My boyfriend and I moved in together two years ago this month, and that fact kind of blows my mind. How did we get so old? Why am I not in college anymore? What is going on? Seriously. When we first moved in together, I was pretty nervous we might kill each other over who takes the garbage out, who leaves their crap on the bedroom floor, and things of that nature. I was pleasantly surprised to find that household duties are easily split up, and we’re both about equal on the slob scale (somewhere between sloppy pig and nuclear bomb). But the thing they don’t tell you about moving in with a significant other is that you’re going to have to talk about money.
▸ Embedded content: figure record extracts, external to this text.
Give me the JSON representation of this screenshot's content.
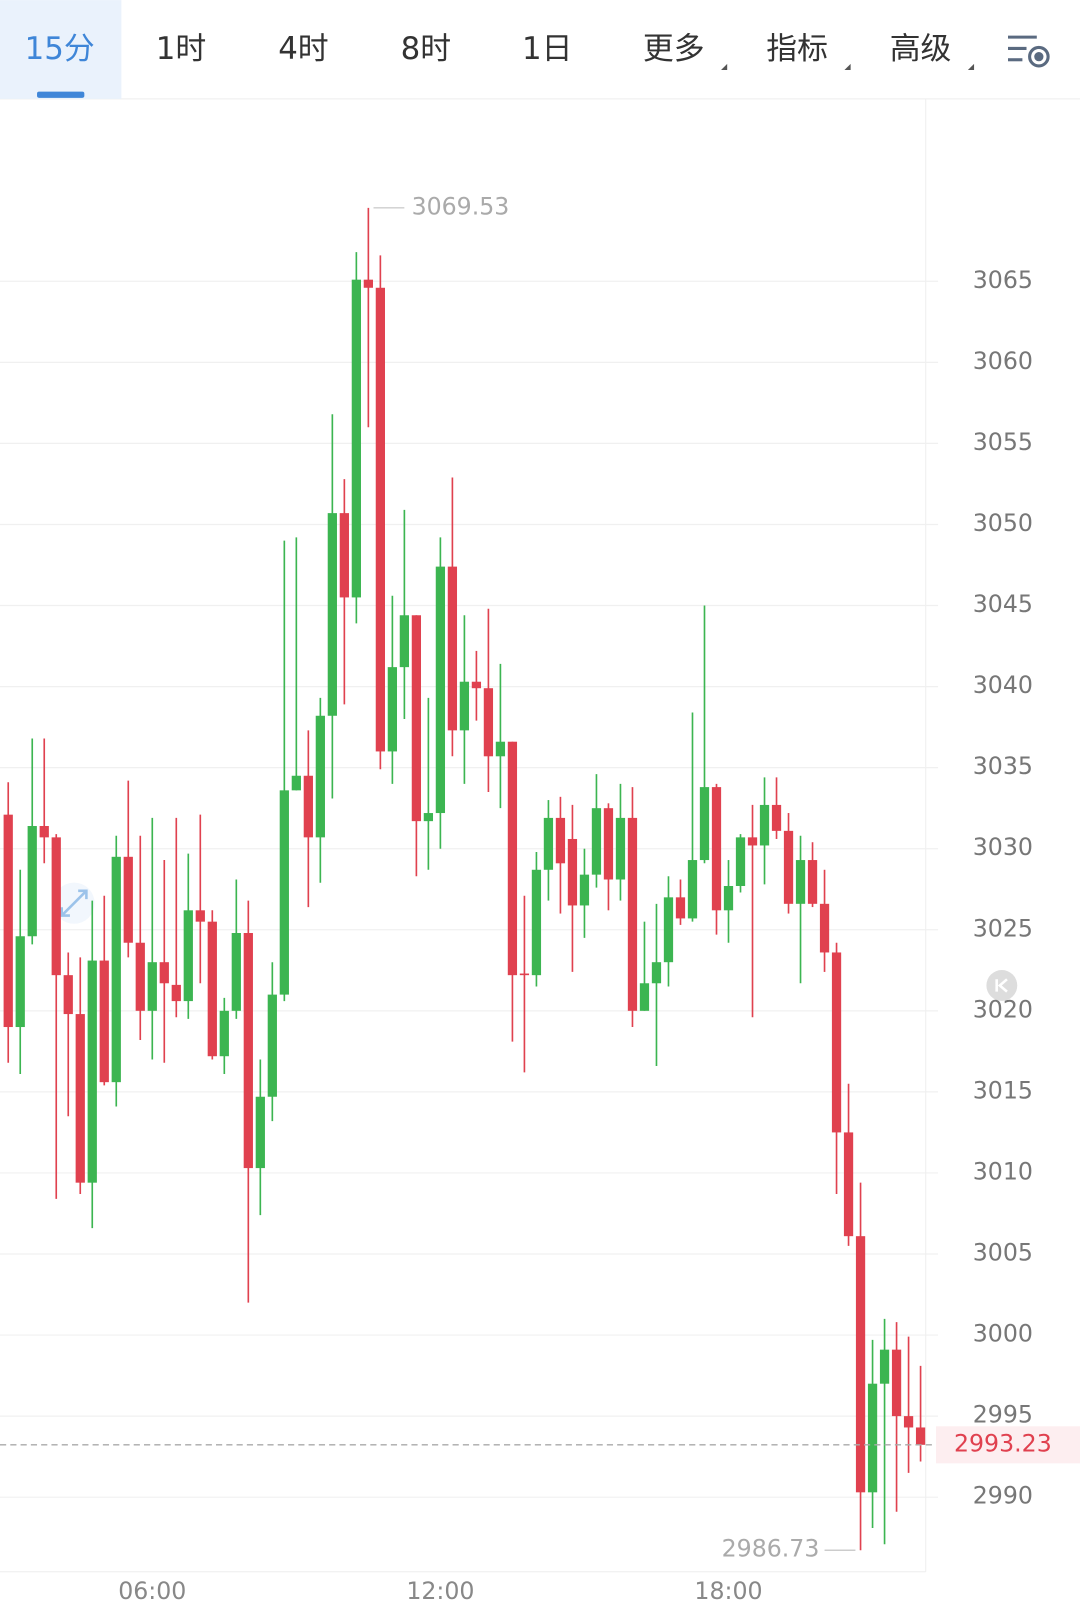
{
  "toolbar": {
    "tabs": [
      "15分",
      "1时",
      "4时",
      "8时",
      "1日",
      "更多",
      "指标",
      "高级"
    ],
    "active": 0
  },
  "chart_data": {
    "type": "candlestick",
    "categories": [
      null,
      null,
      null,
      null,
      null,
      null,
      null,
      null,
      null,
      null,
      null,
      null,
      "06:00",
      null,
      null,
      null,
      null,
      null,
      null,
      null,
      null,
      null,
      null,
      null,
      null,
      null,
      null,
      null,
      null,
      null,
      null,
      null,
      null,
      null,
      null,
      null,
      "12:00",
      null,
      null,
      null,
      null,
      null,
      null,
      null,
      null,
      null,
      null,
      null,
      null,
      null,
      null,
      null,
      null,
      null,
      null,
      null,
      null,
      null,
      null,
      null,
      "18:00",
      null,
      null,
      null,
      null,
      null,
      null,
      null,
      null,
      null,
      null,
      null,
      null,
      null,
      null,
      null,
      null
    ],
    "open": [
      3032.1,
      3019.0,
      3024.6,
      3031.4,
      3030.7,
      3022.2,
      3019.8,
      3009.4,
      3023.1,
      3015.6,
      3029.5,
      3024.2,
      3020.0,
      3023.0,
      3021.6,
      3020.6,
      3026.2,
      3025.5,
      3017.2,
      3020.0,
      3024.8,
      3010.3,
      3014.7,
      3021.0,
      3033.6,
      3034.5,
      3030.7,
      3038.2,
      3050.7,
      3045.5,
      3065.1,
      3064.6,
      3036.0,
      3041.2,
      3044.4,
      3031.7,
      3032.2,
      3047.4,
      3037.3,
      3040.3,
      3039.9,
      3035.7,
      3036.6,
      3022.3,
      3022.2,
      3028.7,
      3031.9,
      3030.6,
      3026.5,
      3028.4,
      3032.5,
      3028.1,
      3031.9,
      3020.0,
      3021.7,
      3023.0,
      3027.0,
      3025.7,
      3029.3,
      3033.8,
      3026.2,
      3027.7,
      3030.7,
      3030.2,
      3032.7,
      3031.1,
      3026.6,
      3029.3,
      3026.6,
      3023.6,
      3012.5,
      3006.1,
      2990.3,
      2997.0,
      2999.1,
      2995.0,
      2994.3
    ],
    "high": [
      3034.1,
      3028.7,
      3036.8,
      3036.8,
      3030.9,
      3023.6,
      3023.3,
      3026.8,
      3027.1,
      3030.8,
      3034.2,
      3030.8,
      3031.9,
      3029.3,
      3031.9,
      3029.7,
      3032.1,
      3026.2,
      3020.8,
      3028.1,
      3026.8,
      3017.0,
      3023.0,
      3049.0,
      3049.2,
      3037.3,
      3039.3,
      3056.8,
      3052.8,
      3066.8,
      3069.53,
      3066.6,
      3045.6,
      3050.9,
      3044.4,
      3039.3,
      3049.2,
      3052.9,
      3044.4,
      3042.2,
      3044.8,
      3041.4,
      3036.6,
      3027.1,
      3029.8,
      3033.0,
      3033.2,
      3032.7,
      3030.0,
      3034.6,
      3032.8,
      3034.0,
      3033.8,
      3025.5,
      3026.6,
      3028.3,
      3028.1,
      3038.4,
      3045.0,
      3034.0,
      3029.3,
      3030.9,
      3032.7,
      3034.4,
      3034.4,
      3032.2,
      3030.8,
      3030.4,
      3028.7,
      3024.2,
      3015.5,
      3009.4,
      2999.7,
      3001.0,
      3000.8,
      2999.9,
      2998.1
    ],
    "low": [
      3016.8,
      3016.1,
      3024.1,
      3029.1,
      3008.4,
      3013.5,
      3008.7,
      3006.6,
      3015.4,
      3014.1,
      3023.3,
      3018.2,
      3017.0,
      3016.8,
      3019.6,
      3019.5,
      3021.7,
      3017.0,
      3016.1,
      3019.5,
      3002.0,
      3007.4,
      3013.2,
      3020.6,
      3033.6,
      3026.4,
      3027.9,
      3033.1,
      3038.9,
      3043.9,
      3056.0,
      3034.9,
      3034.0,
      3038.0,
      3028.3,
      3028.7,
      3030.0,
      3035.7,
      3034.0,
      3037.9,
      3033.5,
      3032.5,
      3018.1,
      3016.2,
      3021.5,
      3026.8,
      3026.0,
      3022.4,
      3024.5,
      3027.6,
      3026.2,
      3026.8,
      3019.0,
      3020.0,
      3016.6,
      3021.5,
      3025.3,
      3025.5,
      3029.1,
      3024.7,
      3024.2,
      3027.3,
      3019.6,
      3027.8,
      3030.6,
      3026.0,
      3021.7,
      3026.4,
      3022.4,
      3008.7,
      3005.5,
      2986.73,
      2988.1,
      2987.1,
      2989.1,
      2991.5,
      2992.2
    ],
    "close": [
      3019.0,
      3024.6,
      3031.4,
      3030.7,
      3022.2,
      3019.8,
      3009.4,
      3023.1,
      3015.6,
      3029.5,
      3024.2,
      3020.0,
      3023.0,
      3021.7,
      3020.6,
      3026.2,
      3025.5,
      3017.2,
      3020.0,
      3024.8,
      3010.3,
      3014.7,
      3021.0,
      3033.6,
      3034.5,
      3030.7,
      3038.2,
      3050.7,
      3045.5,
      3065.1,
      3064.6,
      3036.0,
      3041.2,
      3044.4,
      3031.7,
      3032.2,
      3047.4,
      3037.3,
      3040.3,
      3039.9,
      3035.7,
      3036.6,
      3022.2,
      3022.2,
      3028.7,
      3031.9,
      3029.1,
      3026.5,
      3028.4,
      3032.5,
      3028.1,
      3031.9,
      3020.0,
      3021.7,
      3023.0,
      3027.0,
      3025.7,
      3029.3,
      3033.8,
      3026.2,
      3027.7,
      3030.7,
      3030.2,
      3032.7,
      3031.1,
      3026.6,
      3029.3,
      3026.6,
      3023.6,
      3012.5,
      3006.1,
      2990.3,
      2997.0,
      2999.1,
      2995.0,
      2994.3,
      2993.23
    ],
    "up_color": "#3cb551",
    "down_color": "#e0414f",
    "ylim": [
      2985.4,
      3076.0
    ],
    "yticks": [
      2990,
      2995,
      3000,
      3005,
      3010,
      3015,
      3020,
      3025,
      3030,
      3035,
      3040,
      3045,
      3050,
      3055,
      3060,
      3065
    ],
    "grid": true
  }
}
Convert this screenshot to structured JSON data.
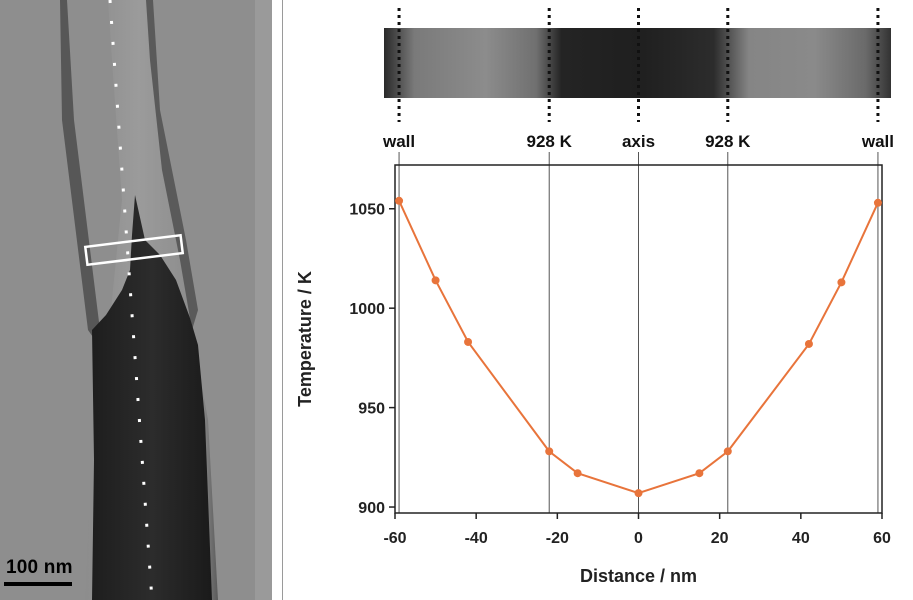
{
  "micrograph": {
    "scale_bar_label": "100 nm"
  },
  "chart_data": {
    "type": "line",
    "xlabel": "Distance / nm",
    "ylabel": "Temperature / K",
    "xlim": [
      -60,
      60
    ],
    "ylim": [
      897,
      1072
    ],
    "xticks": [
      -60,
      -40,
      -20,
      0,
      20,
      40,
      60
    ],
    "yticks": [
      900,
      950,
      1000,
      1050
    ],
    "series": [
      {
        "color": "#e8743b",
        "x": [
          -59,
          -50,
          -42,
          -22,
          -15,
          0,
          15,
          22,
          42,
          50,
          59
        ],
        "y": [
          1054,
          1014,
          983,
          928,
          917,
          907,
          917,
          928,
          982,
          1013,
          1053
        ]
      }
    ],
    "reference_lines": [
      {
        "x": -59,
        "label": "wall"
      },
      {
        "x": -22,
        "label": "928 K"
      },
      {
        "x": 0,
        "label": "axis"
      },
      {
        "x": 22,
        "label": "928 K"
      },
      {
        "x": 59,
        "label": "wall"
      }
    ],
    "grid": false
  }
}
I’ve always thought of money as something you should only talk about when absolutely necessarily. Except I’m realizing that living together requires less dancing around the money subject and more discussion about dollars and cents. Living together with someone is a commitment. When you’re making a commitment, you need to know what type of financial situation the other person is working with. You don’t need to request their credit score, but it’s good to have some idea of how that person spends and saves money. Especially since you’ll be relying on that person to help you pay bills.
Chris and I have gotten some of our finances down to a science. For instance, he pays the rent, then I write him a check for my half. Done. But we’re still working the kinks out of some of the financial stuff. I’m the one who does most of the grocery shopping, so I’ll buy the groceries and then he’ll reimburse me. But when you’re going to the store once a week (we like to eat, okay?) those receipts get confusing and that amount of money shuffling can be overwhelming. It was getting to the point where someone always owed someone money. Very Sopranos-esque. Bad news.
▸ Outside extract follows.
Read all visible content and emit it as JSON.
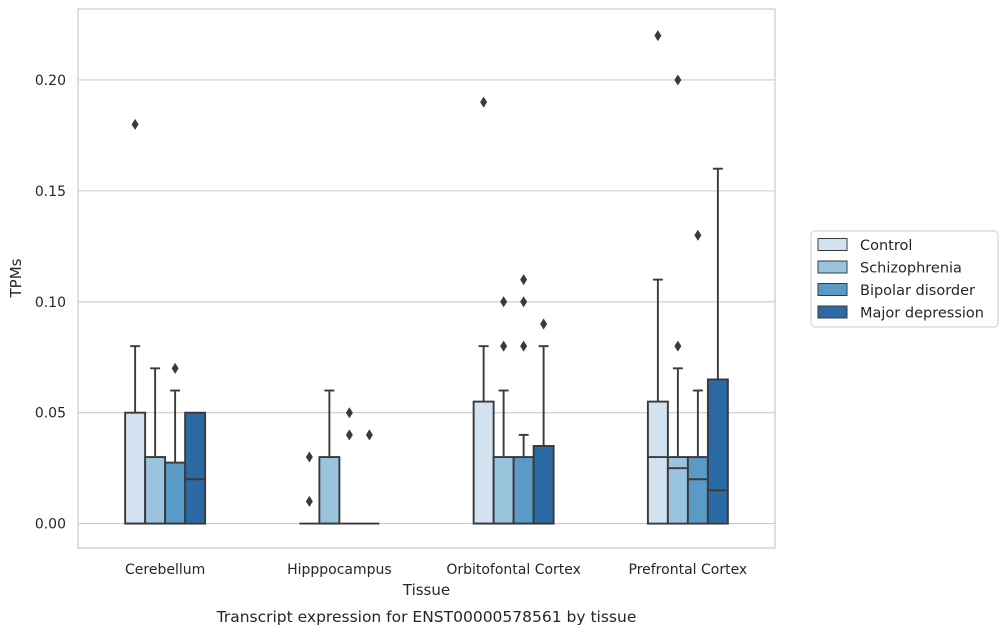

To take care of this problem, my mom suggested opening a joint checking account just for expenses we share. Originally when I heard this idea I heard squealing brakes in my head. JOINT CHECKING ACCOUNT!? But that’s for…for…married people! We’re young and fun. We don’t do that. Then I realized it was actually a great idea. Instead of paying for something then waiting for him to give me money (or vice versa), I can just take the money from the joint account. The account will strictly be for groceries. No buying of DVDs or concert tickets with this money. Both parties understand this and we trust each other to use the account for good not evil. It’ll be good because now no one will feel like he/she is taking on all the financial responsibilities of the apartment, and we won’t spend two hours every Sunday trying to figure out who owes what.
As long as we both agree that the account is only for groceries and we put in equal amounts, we will be good to go. We can also have money automatically deducted from our paychecks, so we’re guaranteed a certain amount of money each month to spend on groceries. Good stuff. I’m excited to get started with this solution. I know a joint checking account sounds scary at first, but if you’re trying to balance finances with your significant other it may be a good solution for you too. Have you tried it? How did it work?
2 Comments
Great idea! I’m getting ready to move in with my boyfriend and I think I might suggest this idea!
I will say that the app Venmo made the issue of money SO much easier for myself and my life-in boyfriend. It takes the hassle out of exchanging cash or writing and depositing a check. It links directly to your bank account and you can either request money from or pay your partner in 2 clicks. Its easy enough to do right at the grocery store or at a restaurant. Total lifesaver.